One of these stories was ‘Chains’,in which one of story characters believed that any two individuals are separated by five acquaintance chains at most. This piece of literature got the attention of many mathematicians, sociologists and scientist in the following decades.
In 1967, Stanley Milgram, who is a social psychologist, wanted to know how many steps does it need for any two individuals in the United States to reach each other. For this reasons he conducted an experiment asking people in Omaha in Nebraska to send a letter to a stockbroker in Boston; but they were asked not to send it directly, instead they were asked to pass it to anyone who they knew on a first-name basis, thus creating an acquaintance chain. Many expected the chains to include hundreds of people, but surprisingly the average chain length for the successful 64 attempts was 6.5 only, hence, the expression ‘Six Degrees of Separation’ was used to refer to this phenomenon. It was this outcome which established the concept of small worlds.
In 2003, Dodds, Muhamad and Watts conducted the same experiment again, but this time utilizing the power of the World Wide Web through emails. There were 18 targets from 13 different countries. The result of that experiment confirms Milgram’s results.

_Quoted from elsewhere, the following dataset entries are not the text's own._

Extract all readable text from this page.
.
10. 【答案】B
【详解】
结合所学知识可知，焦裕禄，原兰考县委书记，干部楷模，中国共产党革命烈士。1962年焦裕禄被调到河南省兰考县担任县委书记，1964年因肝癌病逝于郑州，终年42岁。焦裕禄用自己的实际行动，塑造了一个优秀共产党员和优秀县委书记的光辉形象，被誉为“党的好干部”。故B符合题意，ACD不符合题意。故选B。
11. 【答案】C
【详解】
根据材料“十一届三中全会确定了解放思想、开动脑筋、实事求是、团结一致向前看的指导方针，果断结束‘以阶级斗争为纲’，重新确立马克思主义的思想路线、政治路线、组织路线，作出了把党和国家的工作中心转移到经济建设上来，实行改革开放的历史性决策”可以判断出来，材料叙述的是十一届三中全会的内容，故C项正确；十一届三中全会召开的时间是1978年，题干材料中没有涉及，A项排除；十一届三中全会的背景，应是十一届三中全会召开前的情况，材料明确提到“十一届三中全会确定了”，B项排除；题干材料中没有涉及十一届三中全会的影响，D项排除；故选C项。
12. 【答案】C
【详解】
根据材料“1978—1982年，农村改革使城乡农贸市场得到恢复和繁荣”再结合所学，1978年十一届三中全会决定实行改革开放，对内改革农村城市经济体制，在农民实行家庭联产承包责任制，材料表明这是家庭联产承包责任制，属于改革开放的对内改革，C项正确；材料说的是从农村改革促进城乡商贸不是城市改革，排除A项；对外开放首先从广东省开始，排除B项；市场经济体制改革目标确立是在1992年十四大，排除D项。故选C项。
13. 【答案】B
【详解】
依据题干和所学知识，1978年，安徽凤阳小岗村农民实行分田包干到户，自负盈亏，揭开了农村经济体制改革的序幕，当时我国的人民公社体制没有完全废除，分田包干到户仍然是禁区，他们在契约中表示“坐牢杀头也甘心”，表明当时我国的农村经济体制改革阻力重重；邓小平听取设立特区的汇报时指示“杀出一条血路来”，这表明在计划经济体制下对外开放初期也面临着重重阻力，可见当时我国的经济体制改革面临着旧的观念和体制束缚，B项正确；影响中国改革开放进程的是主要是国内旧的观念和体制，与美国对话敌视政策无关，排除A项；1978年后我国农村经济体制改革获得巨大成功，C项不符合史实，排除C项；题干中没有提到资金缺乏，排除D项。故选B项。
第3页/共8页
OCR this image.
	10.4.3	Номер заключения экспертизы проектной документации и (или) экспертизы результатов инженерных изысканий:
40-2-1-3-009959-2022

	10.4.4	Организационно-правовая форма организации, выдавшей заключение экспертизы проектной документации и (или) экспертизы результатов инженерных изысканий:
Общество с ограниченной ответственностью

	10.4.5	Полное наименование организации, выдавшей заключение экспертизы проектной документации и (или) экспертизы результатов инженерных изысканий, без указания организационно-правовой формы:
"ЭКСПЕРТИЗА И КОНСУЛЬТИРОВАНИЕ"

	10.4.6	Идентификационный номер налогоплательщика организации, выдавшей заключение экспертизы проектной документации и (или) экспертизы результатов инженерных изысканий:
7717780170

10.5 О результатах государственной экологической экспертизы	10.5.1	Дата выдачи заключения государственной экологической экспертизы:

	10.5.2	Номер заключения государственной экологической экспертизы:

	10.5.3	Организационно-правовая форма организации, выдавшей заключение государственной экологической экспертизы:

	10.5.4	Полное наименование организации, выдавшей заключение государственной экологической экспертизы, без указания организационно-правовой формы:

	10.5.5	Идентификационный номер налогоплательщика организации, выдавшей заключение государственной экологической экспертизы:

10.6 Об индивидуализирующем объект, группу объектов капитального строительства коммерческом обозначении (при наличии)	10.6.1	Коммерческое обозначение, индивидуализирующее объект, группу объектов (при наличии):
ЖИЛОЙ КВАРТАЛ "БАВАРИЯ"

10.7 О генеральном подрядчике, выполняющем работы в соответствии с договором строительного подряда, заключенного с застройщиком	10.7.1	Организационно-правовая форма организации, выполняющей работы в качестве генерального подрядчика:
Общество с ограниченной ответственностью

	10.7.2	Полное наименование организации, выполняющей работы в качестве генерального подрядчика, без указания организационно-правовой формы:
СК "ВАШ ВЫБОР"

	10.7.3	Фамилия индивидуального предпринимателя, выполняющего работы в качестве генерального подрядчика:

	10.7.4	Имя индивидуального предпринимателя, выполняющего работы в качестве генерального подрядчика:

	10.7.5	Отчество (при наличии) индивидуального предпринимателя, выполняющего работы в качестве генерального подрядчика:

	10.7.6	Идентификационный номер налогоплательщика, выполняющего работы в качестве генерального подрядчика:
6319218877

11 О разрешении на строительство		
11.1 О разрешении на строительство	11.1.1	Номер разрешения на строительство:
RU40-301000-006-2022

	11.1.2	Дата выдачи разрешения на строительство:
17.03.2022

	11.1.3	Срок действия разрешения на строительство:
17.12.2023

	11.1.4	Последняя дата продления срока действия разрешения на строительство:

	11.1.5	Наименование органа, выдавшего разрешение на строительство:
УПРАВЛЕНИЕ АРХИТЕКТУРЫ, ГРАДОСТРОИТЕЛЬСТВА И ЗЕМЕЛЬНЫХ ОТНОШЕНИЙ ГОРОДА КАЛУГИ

Moreover, in a most recent research conducted on Facebook by Backstrom et al, it was reported that an average chain length of 4 separates any two individuals on Facebook.
Those experiments demonstrate the small world effect, in which large social networks are tightly connected in their nature. As a result, there are actually many unpredicted links among different individuals whom we would expect to be far from each other.
Web Science Small world is a network feature that can be identified using the following key properties:
- The existence of short paths between most of their nodes (low diameter).
- It tends to have cliques with high clustering co-efficient(see Fact Sheet on What is the Local Clustering Co-efficient?).
- The degree of nodes in the network has a power law distribution, leading to a few dominant hubs with very high degree.
Although, in such networks, most nodes are not connected directly to each other, there are a significantly small number of hops between any two nodes.
It seems strange for such networks to have short paths and to be highly clustered, as clustering might lead to locality. Therefore Watts and Strogatz introduced their small world model that can generate a network that has short paths and is highly clustered.
This model starts with a regular network with high clustering co-efficient, and then it adds a number of random connections that will result in minimising the path lengths.